One of Mr. T’s greatest sources of pride was his Caymanian heritage – traced to the founding settlers in the 1700s. To tell the stories of the people of the Sister Islands, he and his wife, Polly, acquired hundreds of artifacts that were the genesis for the Cayman Brac Museum in 1980, the Little Cayman Museum in 1997 and the Marine Museum in 2009. His museums served as a series of prompts for his memory with his passion for the islands and their people evident in every story. Mr. T’s legacy and passion live on in the Little Cayman Museum. Mr. T died in 2011 at the age of 88.
LINTON TIBBETTS WITH GRANDSON MICHAEL
Family patriarch and current company Chairman of the Board
Original Brac Reef Hotel in 1980s
Dock Construction at what is now Cayman Brac Beach Resort
Little Cayman Beach Resort early 1990s
The heritage of our founders, the Tibbetts family, dates back to the first permanent settlers of the Cayman Islands. Ancestors sustained their livelihoods by fishing abundant waters and building wooden boats on the beaches next to their homes.
Meet Founder
Dan Tibbetts
Dan Tibbetts was born in 1953 the youngest son of the late Linton and Polly Tibbetts. Dan grew up in St. Petersburg, Florida, but he cherished his Caymanian heritage from a young age. When he wasn’t living in the islands, he visited often. He attended Stetson University where he studied business and then went to work at his father’s company, Cox Lumber.
In the early 1990s, Dan began focusing his efforts on developing a dive resort in Little Cayman.
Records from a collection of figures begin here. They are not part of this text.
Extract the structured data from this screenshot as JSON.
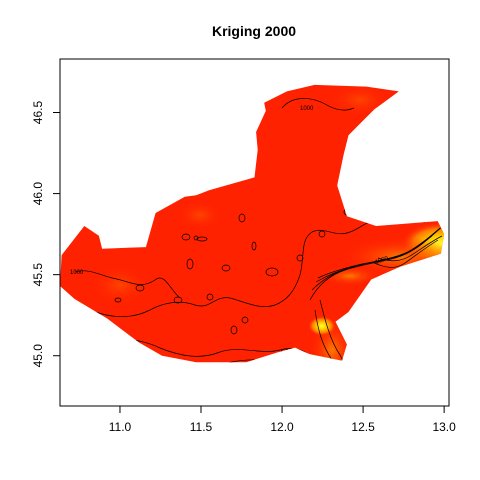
{
  "chart_data": {
    "type": "heatmap",
    "title": "Kriging 2000",
    "xlabel": "",
    "ylabel": "",
    "xlim": [
      10.63,
      13.03
    ],
    "ylim": [
      44.69,
      46.83
    ],
    "x_ticks": [
      11.0,
      11.5,
      12.0,
      12.5,
      13.0
    ],
    "x_tick_labels": [
      "11.0",
      "11.5",
      "12.0",
      "12.5",
      "13.0"
    ],
    "y_ticks": [
      45.0,
      45.5,
      46.0,
      46.5
    ],
    "y_tick_labels": [
      "45.0",
      "45.5",
      "46.0",
      "46.5"
    ],
    "grid": false,
    "colors": {
      "base": "#ff2200",
      "mid": "#ff5a00",
      "high": "#ffaa00",
      "peak": "#ffff33",
      "contour": "#000000"
    },
    "region_outline": [
      [
        10.64,
        45.62
      ],
      [
        10.78,
        45.8
      ],
      [
        10.87,
        45.74
      ],
      [
        10.89,
        45.66
      ],
      [
        11.16,
        45.67
      ],
      [
        11.22,
        45.88
      ],
      [
        11.4,
        45.98
      ],
      [
        11.47,
        45.99
      ],
      [
        11.55,
        46.02
      ],
      [
        11.83,
        46.1
      ],
      [
        11.85,
        46.27
      ],
      [
        11.84,
        46.38
      ],
      [
        11.9,
        46.51
      ],
      [
        11.89,
        46.56
      ],
      [
        12.03,
        46.63
      ],
      [
        12.2,
        46.67
      ],
      [
        12.52,
        46.66
      ],
      [
        12.72,
        46.63
      ],
      [
        12.57,
        46.52
      ],
      [
        12.41,
        46.36
      ],
      [
        12.38,
        46.24
      ],
      [
        12.34,
        46.05
      ],
      [
        12.4,
        45.86
      ],
      [
        12.58,
        45.8
      ],
      [
        12.96,
        45.83
      ],
      [
        13.0,
        45.75
      ],
      [
        12.98,
        45.63
      ],
      [
        12.73,
        45.55
      ],
      [
        12.55,
        45.47
      ],
      [
        12.41,
        45.27
      ],
      [
        12.33,
        45.21
      ],
      [
        12.4,
        45.07
      ],
      [
        12.37,
        44.97
      ],
      [
        12.17,
        45.01
      ],
      [
        12.08,
        45.05
      ],
      [
        11.97,
        45.02
      ],
      [
        11.78,
        44.96
      ],
      [
        11.47,
        44.96
      ],
      [
        11.26,
        45.0
      ],
      [
        11.12,
        45.08
      ],
      [
        10.92,
        45.23
      ],
      [
        10.72,
        45.35
      ],
      [
        10.63,
        45.43
      ]
    ],
    "annotations": [
      "1000",
      "1000",
      "1000"
    ]
  }
}
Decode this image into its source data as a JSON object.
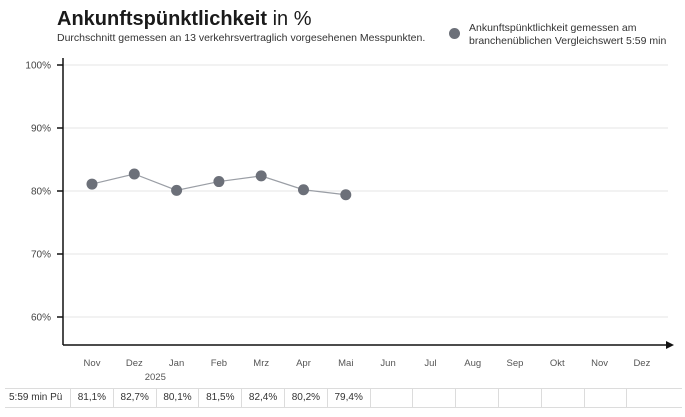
{
  "header": {
    "title_bold": "Ankunftspünktlichkeit",
    "title_rest": " in %",
    "subtitle": "Durchschnitt gemessen an 13 verkehrsvertraglich vorgesehenen Messpunkten."
  },
  "legend": {
    "label_line1": "Ankunftspünktlichkeit gemessen am",
    "label_line2": "branchenüblichen Vergleichswert 5:59 min",
    "color": "#6c7079"
  },
  "chart_data": {
    "type": "line",
    "categories": [
      "Nov",
      "Dez",
      "Jan",
      "Feb",
      "Mrz",
      "Apr",
      "Mai",
      "Jun",
      "Jul",
      "Aug",
      "Sep",
      "Okt",
      "Nov",
      "Dez"
    ],
    "year_label": "2025",
    "series": [
      {
        "values": [
          81.1,
          82.7,
          80.1,
          81.5,
          82.4,
          80.2,
          79.4,
          null,
          null,
          null,
          null,
          null,
          null,
          null
        ],
        "color": "#6c7079",
        "line_color": "#9a9ea5"
      }
    ],
    "yticks": [
      "60%",
      "70%",
      "80%",
      "90%",
      "100%"
    ],
    "ylim": [
      55,
      100
    ],
    "grid": true
  },
  "table": {
    "row_label": "5:59 min Pü",
    "values": [
      "81,1%",
      "82,7%",
      "80,1%",
      "81,5%",
      "82,4%",
      "80,2%",
      "79,4%",
      "",
      "",
      "",
      "",
      "",
      "",
      ""
    ]
  }
}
He completed the Little Cayman Beach Resort in 1993 and also launched Reef Divers, a valet dive operation on both Little Cayman and Cayman Brac.
As the founder of Reef Divers, Dan Tibbetts was a dive tourism pioneer in the Cayman Islands. Dan ensured guests’ comfort by acquiring custom-built Newton boats specifically designed for scuba diving. Reef Divers now boasts the largest dive boat fleet in the Cayman Islands. Over the last 25 years, Reef Divers’ guests have logged nearly three million dives throughout the Cayman Islands. He was recognized as a Local Honoree to the International Scuba Diving Hall of Fame in 2018.
Dan served in several capacities to promote dive tourism in the Cayman Islands with leadership positions in the Sister Islands Tourism Association and the Cayman Islands Tourism Association. He collaborated with the Department of Tourism to promote the spectacular diving of the Cayman Islands around the world. In 1996, Dan worked with his father Linton Tibbetts and the Cayman Islands Government to secure the purchase of a 330-foot Russian-built frigate from the Cuban Government. The ship was renamed the MV Captain Keith Tibbetts in honor of Dan’s late uncle and became a spectacular dive site just off Cayman Brac.
Over the course of his career, Dan also built the Conch Club Condominiums and The Club Condominiums in Little Cayman, Lakeshore Villas in Grand Cayman, and numerous other building projects on all three islands. He acquired Bob Soto’s Diving in the early 2000s and expanded the operation, but the fleet was devastated by Hurricane Ivan in 2004 and he decided to refocus his efforts in the Sister Islands. Dan passed away at the age of 52 in 2006. He was survived by his children who have continued their father’s legacy by expanding resort operations on all three Cayman Islands.